After using fly.io for several applications all of the sudden one of our services wont become available via http after a deployment, even tho the logs suggest its running.
When requesting any url we get a 503 error after a few seconds, and in the instance logs the following gets logged
[PR04] could not find a good candidate within 20 attempts at load balancing
The instance seems to get reset afterwards
When sshing into the machine and using wget to try to see if we can load https://localhost:8080 we get the response we’re expecting
We haven’t changed the configuration within the app or in our fly.toml file (except for trying to get it to work again). We’ve already tried redeploying the settings, and both app settings (it’s a aspnet core application) and .toml settings are exactly the same as for other applications that do still work.
Could this be something on fly’s side and if so how can we confirm this? We’re apprehensive deleting the whole app and restarting again because we have quite some 3rd parties referring to our current URL.
This means there are no healthy app instances to route requests to. In general, this could be because your Machines are failing their health checks or they’ve each reached their hard limit of concurrent requests (or connections) set in fly.toml.

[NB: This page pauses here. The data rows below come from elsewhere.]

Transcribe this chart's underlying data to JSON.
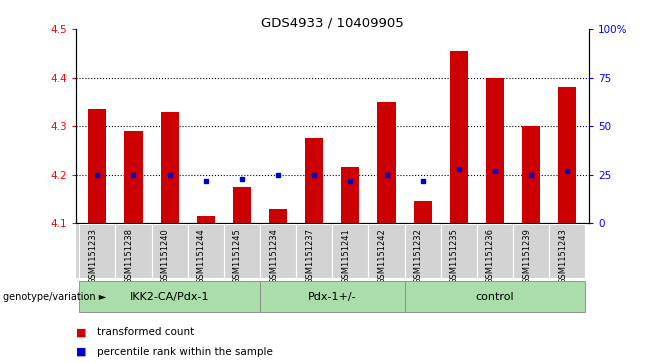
{
  "title": "GDS4933 / 10409905",
  "samples": [
    "GSM1151233",
    "GSM1151238",
    "GSM1151240",
    "GSM1151244",
    "GSM1151245",
    "GSM1151234",
    "GSM1151237",
    "GSM1151241",
    "GSM1151242",
    "GSM1151232",
    "GSM1151235",
    "GSM1151236",
    "GSM1151239",
    "GSM1151243"
  ],
  "red_values": [
    4.335,
    4.29,
    4.33,
    4.115,
    4.175,
    4.13,
    4.275,
    4.215,
    4.35,
    4.145,
    4.455,
    4.4,
    4.3,
    4.38
  ],
  "blue_values": [
    25,
    25,
    25,
    22,
    23,
    25,
    25,
    22,
    25,
    22,
    28,
    27,
    25,
    27
  ],
  "ylim_left": [
    4.1,
    4.5
  ],
  "ylim_right": [
    0,
    100
  ],
  "yticks_left": [
    4.1,
    4.2,
    4.3,
    4.4,
    4.5
  ],
  "yticks_right": [
    0,
    25,
    50,
    75,
    100
  ],
  "ytick_labels_right": [
    "0",
    "25",
    "50",
    "75",
    "100%"
  ],
  "groups": [
    {
      "label": "IKK2-CA/Pdx-1",
      "start": 0,
      "end": 5
    },
    {
      "label": "Pdx-1+/-",
      "start": 5,
      "end": 9
    },
    {
      "label": "control",
      "start": 9,
      "end": 14
    }
  ],
  "group_row_label": "genotype/variation",
  "legend_red_label": "transformed count",
  "legend_blue_label": "percentile rank within the sample",
  "bar_width": 0.5,
  "red_color": "#cc0000",
  "blue_color": "#0000cc",
  "bg_color": "#ffffff",
  "cell_bg": "#d3d3d3",
  "group_color": "#aaddaa",
  "dotted_lines": [
    4.2,
    4.3,
    4.4
  ]
}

I poked at your app and noticed you had–and then removed–your health check in fly.toml. Despite this, I still see old health check data persisted on our end, and your checks were last in critical state before they were removed.
What I think is happening here is a bug: our service discovery system is still holding on to your app’s once-failing health checks. This stale state would then cause Fly Proxy to view your app as unhealthy and stop routing requests to it.
The stale state should only apply to existing Machines. New ones should be created with a clean health check slate.
Try cloning a new Machine with fly machine clone <id>, wait for it to start, and then ping your app again. If your new Machine’s responding to requests, you can destroy the old (possibly stale) Machines using fly machine destroy <id>.